Shouldn't the Equals method implementation be enough to compare two Box objects? That is where we tell the framework the rule used to compare the objects. Why is the GetHashCode needed?

Thanks.

Lucian


Solution

  • A bit of background first...

    Every object in .NET has an Equals method and a GetHashCode method.

    The Equals method is used to compare one object with another object - to see if the two objects are equivalent.

    The GetHashCode method generates a 32-bit integer representation of the object. Since there is no limit to how much information an object can contain, certain hash codes are shared by multiple objects - so the hash code is not necessarily unique.

    A dictionary is a really cool data structure that trades a higher memory footprint in return for (more or less) constant costs for Add/Remove/Get operations. It is a poor choice for iterating over though. Internally, a dictionary contains an array of buckets, where values can be stored. When you add a Key and Value to a dictionary, the GetHashCode method is called on the Key. The hashcode returned is used to determine the index of the bucket in which the Key/Value pair should be stored.

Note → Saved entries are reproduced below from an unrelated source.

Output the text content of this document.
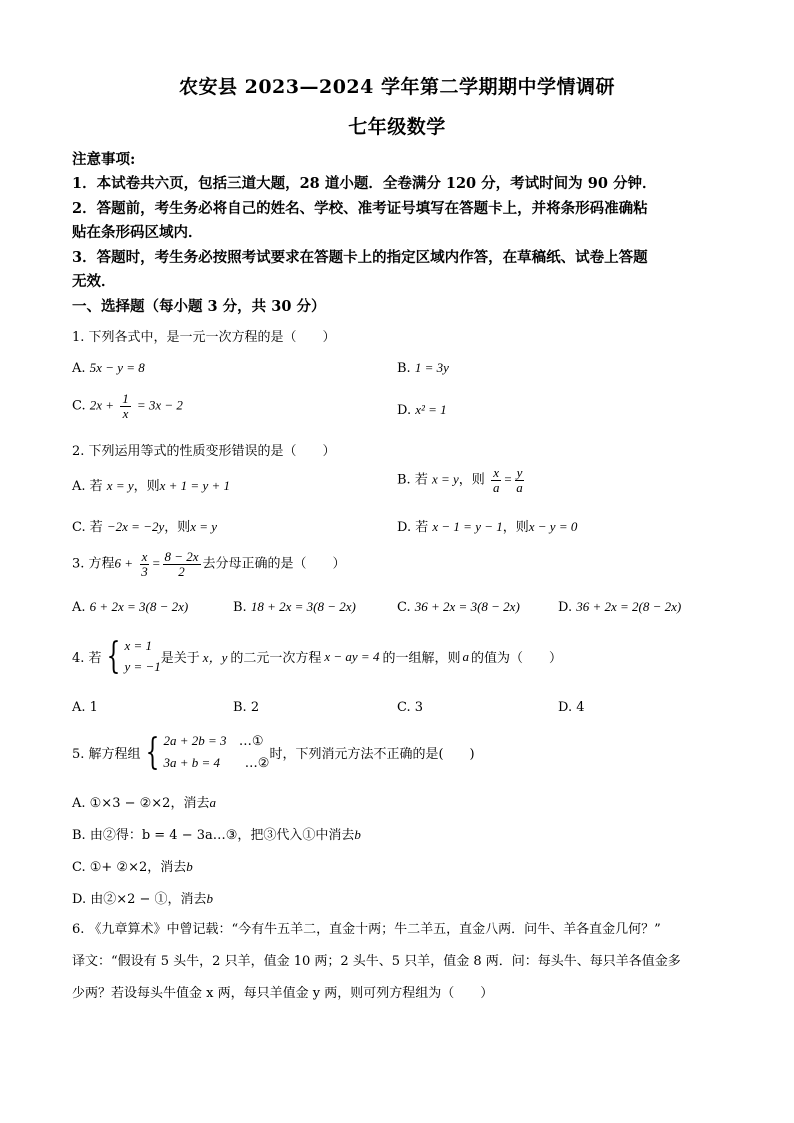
农安县 2023—2024 学年第二学期期中学情调研
七年级数学
注意事项:
1．本试卷共六页，包括三道大题，28 道小题．全卷满分 120 分，考试时间为 90 分钟．
2．答题前，考生务必将自己的姓名、学校、准考证号填写在答题卡上，并将条形码准确粘
贴在条形码区域内．
3．答题时，考生务必按照考试要求在答题卡上的指定区域内作答，在草稿纸、试卷上答题
无效．
一、选择题（每小题 3 分，共 30 分）
1. 下列各式中，是一元一次方程的是（　　）
A. 5x − y = 8	B. 1 = 3y
C. $2x + \frac{1}{x} = 3x - 2$	D. x² = 1
2. 下列运用等式的性质变形错误的是（　　）
A. 若 x = y，则x + 1 = y + 1	B. 若 x = y，则 $\frac{x}{a} = \frac{y}{a}$
C. 若 −2x = −2y，则x = y	D. 若 x − 1 = y − 1，则x − y = 0
3. 方程$6 + \frac{x}{3} = \frac{8 - 2x}{2}$ 去分母正确的是（　　）
A. 6 + 2x = 3(8 − 2x)	B. 18 + 2x = 3(8 − 2x)	C. 36 + 2x = 3(8 − 2x)	D. 36 + 2x = 2(8 − 2x)
4. 若 { x = 1
y = −1 是关于 x，y 的二元一次方程 x − ay = 4 的一组解，则 a 的值为（　　）
A. 1	B. 2	C. 3	D. 4
5. 解方程组 { 2a + 2b = 3 …①
3a + b = 4 …②
时，下列消元方法不正确的是(　　)
A. ①×3 − ②×2，消去a
B. 由②得：b = 4 − 3a…③，把③代入①中消去b
C. ①+ ②×2，消去b
D. 由②×2 − ①，消去b
6. 《九章算术》中曾记载：“今有牛五羊二，直金十两；牛二羊五，直金八两．问牛、羊各直金几何？”
译文：“假设有 5 头牛，2 只羊，值金 10 两；2 头牛、5 只羊，值金 8 两．问：每头牛、每只羊各值金多
少两？若设每头牛值金 x 两，每只羊值金 y 两，则可列方程组为（　　）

    When you want to access the Value, you pass in the Key again. The GetHashCode method is called on the Key, and the bucket containing the Value is located.

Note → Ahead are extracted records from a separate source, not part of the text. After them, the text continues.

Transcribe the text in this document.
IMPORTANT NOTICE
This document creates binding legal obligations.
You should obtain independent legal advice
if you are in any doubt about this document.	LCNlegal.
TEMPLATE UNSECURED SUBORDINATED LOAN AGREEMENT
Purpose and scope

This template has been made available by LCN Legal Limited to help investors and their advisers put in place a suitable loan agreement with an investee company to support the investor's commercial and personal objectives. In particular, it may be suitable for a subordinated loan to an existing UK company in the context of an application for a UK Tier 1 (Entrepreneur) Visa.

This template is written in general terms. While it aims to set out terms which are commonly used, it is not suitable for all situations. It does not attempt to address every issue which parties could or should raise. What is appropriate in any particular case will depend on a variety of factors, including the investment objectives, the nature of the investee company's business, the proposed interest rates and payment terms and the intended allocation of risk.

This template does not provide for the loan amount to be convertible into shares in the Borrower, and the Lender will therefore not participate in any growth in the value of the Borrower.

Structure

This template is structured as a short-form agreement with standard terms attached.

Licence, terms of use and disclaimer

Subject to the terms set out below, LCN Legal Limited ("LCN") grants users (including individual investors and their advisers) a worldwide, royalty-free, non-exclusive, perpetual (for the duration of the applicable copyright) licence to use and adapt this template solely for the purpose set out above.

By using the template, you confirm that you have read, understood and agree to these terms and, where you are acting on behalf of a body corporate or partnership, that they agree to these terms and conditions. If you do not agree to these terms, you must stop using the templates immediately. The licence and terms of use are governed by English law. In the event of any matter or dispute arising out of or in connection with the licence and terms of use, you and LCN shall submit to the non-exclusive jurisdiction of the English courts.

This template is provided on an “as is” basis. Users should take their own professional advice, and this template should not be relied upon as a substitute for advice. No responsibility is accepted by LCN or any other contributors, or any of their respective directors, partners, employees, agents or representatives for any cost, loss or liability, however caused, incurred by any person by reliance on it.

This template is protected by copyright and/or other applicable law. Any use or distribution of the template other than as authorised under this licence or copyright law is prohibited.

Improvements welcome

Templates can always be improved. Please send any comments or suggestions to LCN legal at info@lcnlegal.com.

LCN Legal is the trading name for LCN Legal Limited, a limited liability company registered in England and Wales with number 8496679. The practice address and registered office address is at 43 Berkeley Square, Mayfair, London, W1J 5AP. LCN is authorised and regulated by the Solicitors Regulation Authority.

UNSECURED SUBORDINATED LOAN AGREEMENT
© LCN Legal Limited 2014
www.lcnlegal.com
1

    When an IEqualityComparer is passed into the constructor of a dictionary, the IEqualityComparer.Equals and IEqualityComparer.GetHashCode methods are used instead of the methods on the Key objects.

    Now to explain why both methods are necessary, consider this example:

    BoxEqualityComparer boxEqC = new BoxEqualityComparer(); 
    
    Dictionary<Box, String> boxes = new Dictionary<Box, string>(boxEqC); 
    
    Box redBox = new Box(100, 100, 25);
    Box blueBox = new Box(1000, 1000, 25);
    
    boxes.Add(redBox, "red"); 
    boxes.Add(blueBox, "blue"); 
    

    Using the BoxEqualityComparer.GetHashCode method in your example, both of these boxes have the same hashcode - 100^100^25 = 1000^1000^25 = 25 - even though they are clearly not the same object. The reason that they are the same hashcode in this case is because you are using the ^ (bitwise exclusive-OR) operator so 100^100 cancels out leaving zero, as does 1000^1000. When two different objects have the same key, we call that a collision.

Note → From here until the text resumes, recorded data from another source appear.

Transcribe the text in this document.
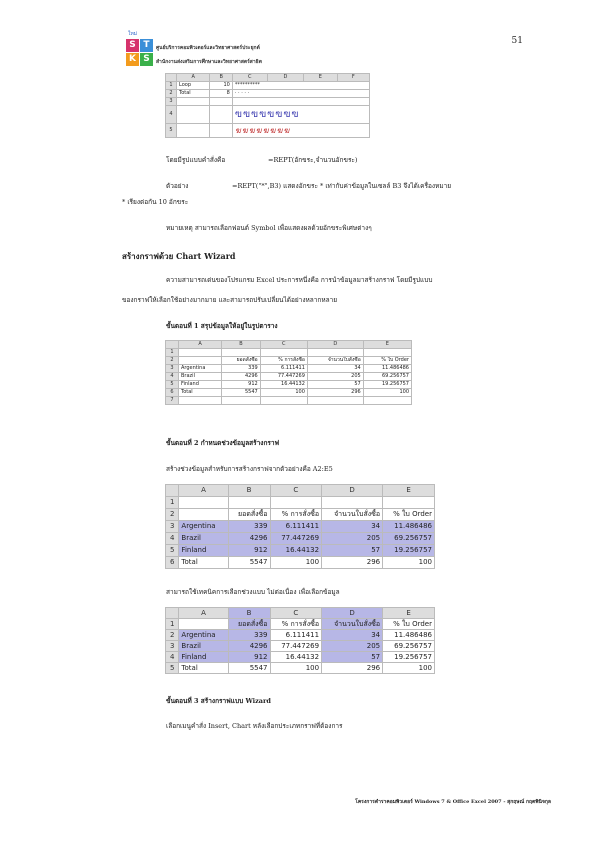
51
ใหม่
S T
K S
ศูนย์บริการคอมพิวเตอร์และวิทยาศาสตร์ประยุกต์
สำนักงานส่งเสริมการศึกษาและวิทยาศาสตร์สาธิต
	A	B	C	D	E	F
1	Loop	10	**********			
2	Total	8	· · · · ·			
3						
4			ฃฃฃฃฃฃฃฃ			
5			ฆฆฆฆฆฆฆฆ			
โดยมีรูปแบบคำสั่งคือ	=REPT(อักขระ,จำนวนอักขระ)
ตัวอย่าง	=REPT("*",B3) แสดงอักขระ * เท่ากับค่าข้อมูลในเซลล์ B3 จึงได้เครื่องหมาย
* เรียงต่อกัน 10 อักขระ
หมายเหตุ สามารถเลือกฟอนต์ Symbol เพื่อแสดงผลด้วยอักขระพิเศษต่างๆ
สร้างกราฟด้วย Chart Wizard
ความสามารถเด่นของโปรแกรม Excel ประการหนึ่งคือ การนำข้อมูลมาสร้างกราฟ โดยมีรูปแบบ
ของกราฟให้เลือกใช้อย่างมากมาย และสามารถปรับเปลี่ยนได้อย่างหลากหลาย
ขั้นตอนที่ 1 สรุปข้อมูลให้อยู่ในรูปตาราง
	A	B	C	D	E
1					
2		ยอดสั่งซื้อ	% การสั่งซื้อ	จำนวนใบสั่งซื้อ	% ใบ Order
3	Argentina	339	6.111411	34	11.486486
4	Brazil	4296	77.447269	205	69.256757
5	Finland	912	16.44132	57	19.256757
6	Total	5547	100	296	100
7					
ขั้นตอนที่ 2 กำหนดช่วงข้อมูลสร้างกราฟ
สร้างช่วงข้อมูลสำหรับการสร้างกราฟจากตัวอย่างคือ A2:E5
	A	B	C	D	E
1					
2		ยอดสั่งซื้อ	% การสั่งซื้อ	จำนวนใบสั่งซื้อ	% ใบ Order
3	Argentina	339	6.111411	34	11.486486
4	Brazil	4296	77.447269	205	69.256757
5	Finland	912	16.44132	57	19.256757
6	Total	5547	100	296	100
สามารถใช้เทคนิคการเลือกช่วงแบบ ไม่ต่อเนื่อง เพื่อเลือกข้อมูล
	A	B	C	D	E
1		ยอดสั่งซื้อ	% การสั่งซื้อ	จำนวนใบสั่งซื้อ	% ใบ Order
2	Argentina	339	6.111411	34	11.486486
3	Brazil	4296	77.447269	205	69.256757
4	Finland	912	16.44132	57	19.256757
5	Total	5547	100	296	100
ขั้นตอนที่ 3 สร้างกราฟแบบ Wizard
เลือกเมนูคำสั่ง Insert, Chart หลังเลือกประเภทกราฟที่ต้องการ
โครงการตำราคอมพิวเตอร์ Windows 7 & Office Excel 2007 - สุกฤษณ์ กฤตพินิจกุล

    When we add two Key/Value pairs with the same hashcode to a dictionary, they are both stored in the same bucket. So when we want to retrieve a Value, the GetHashCode method is called on our Key to locate the bucket. Since there is more than one value in the bucket, the dictionary iterates over all of the Key/Value pairs in the bucket calling the Equals method on the Keys to find the correct one.

    In the example that you posted, the two boxes are equivalent, so the Equals method returns true. In this case the dictionary has two identical Keys, so it throws an exception.

    TLDR

    So in summary, the GetHashCode method is used to generate an address where the object is stored. So a dictionary doesn't have to search for it. It just computes the hashcode and jumps to that location. The Equals method is a better test of equality, but cannot be used to map an object into an address space.